The piece explains, "Yu'e Bao shocked banking executives around the world with its immense growth. It started when the widely used payment service Alipay (operated by Ant Financial, an affiliate of Alibaba at the time) added the money market fund to its app. The fund was designed for spare cash, and Chinese consumers began using it like a checking account. They are able to pay for anything, from haircuts to hot pot dinners, directly out of their high-yielding investment holdings, seamlessly and easily."

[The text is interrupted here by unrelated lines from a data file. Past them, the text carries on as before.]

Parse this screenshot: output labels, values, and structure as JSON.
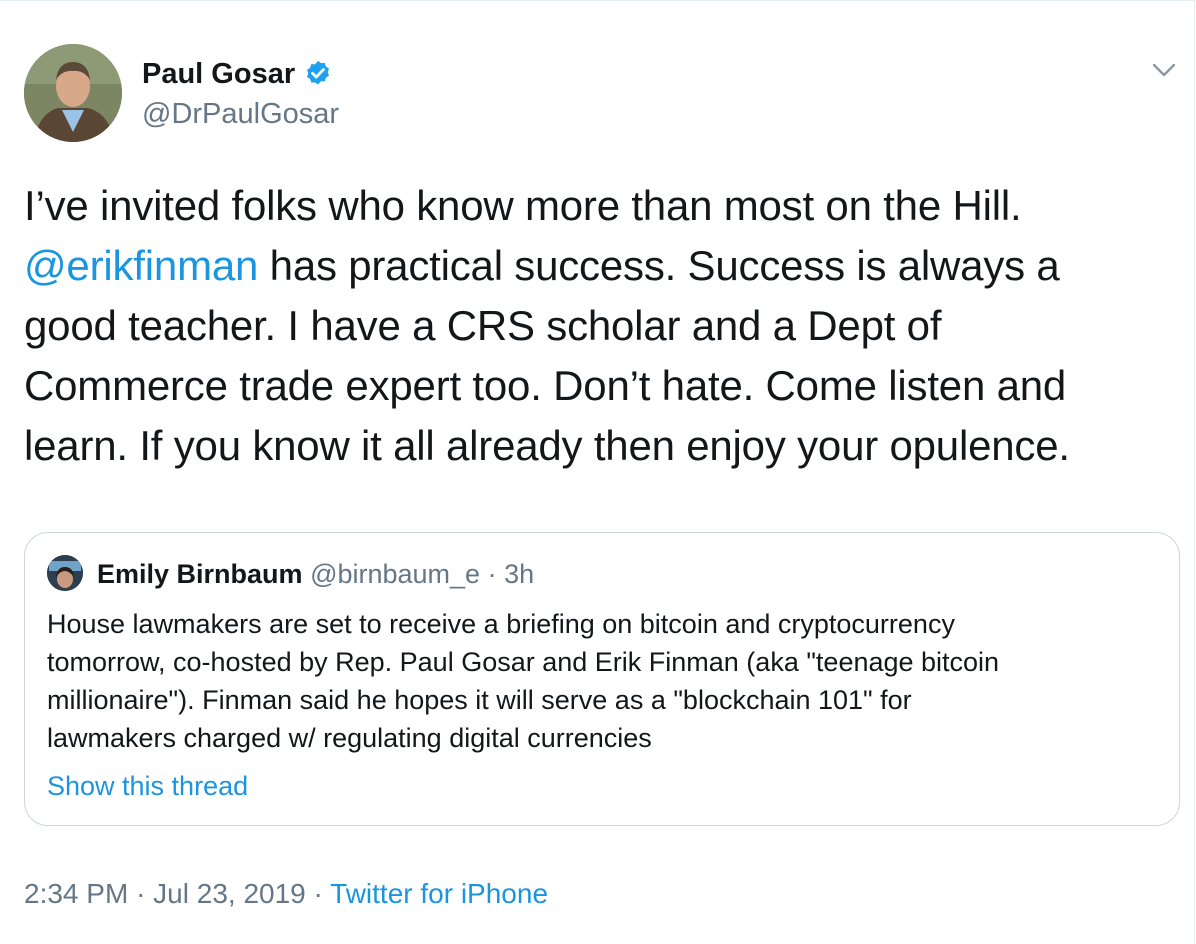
{
  "author": {
    "name": "Paul Gosar",
    "handle": "@DrPaulGosar",
    "verified": true
  },
  "tweet": {
    "lines": [
      {
        "mention": "",
        "text": "I’ve invited folks who know more than most on the Hill."
      },
      {
        "mention": "@erikfinman",
        "text": " has practical success.  Success is always a"
      },
      {
        "mention": "",
        "text": "good teacher. I have a CRS scholar and a Dept of"
      },
      {
        "mention": "",
        "text": "Commerce trade expert too.  Don’t hate. Come listen and"
      },
      {
        "mention": "",
        "text": "learn. If you know it all already then enjoy your opulence."
      }
    ]
  },
  "quoted": {
    "name": "Emily Birnbaum",
    "handle": "@birnbaum_e",
    "separator": "·",
    "time": "3h",
    "lines": [
      "House lawmakers are set to receive a briefing on bitcoin and cryptocurrency",
      "tomorrow, co-hosted by Rep. Paul Gosar and Erik Finman (aka \"teenage bitcoin",
      "millionaire\"). Finman said he hopes it will serve as a \"blockchain 101\" for",
      "lawmakers charged w/ regulating digital currencies"
    ],
    "show_thread": "Show this thread"
  },
  "meta": {
    "time": "2:34 PM",
    "sep1": "·",
    "date": "Jul 23, 2019",
    "sep2": "·",
    "source": "Twitter for iPhone"
  },
  "colors": {
    "link": "#1b95e0",
    "secondary": "#657786",
    "border": "#ccd6dd",
    "verified": "#1da1f2"
  }
}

It adds, "As concerns about the sheer size of Yu'e Bao grew, Ant Financial adopted voluntary measures that likely curtailed its expansion. In 2017, for example, Tianhong Asset Management capped Yu'e Bao's individual users' daily and total subscriptions at 20,000 RMB ($2,800) and 100,000 RMB respectively. Those measures have since been lifted."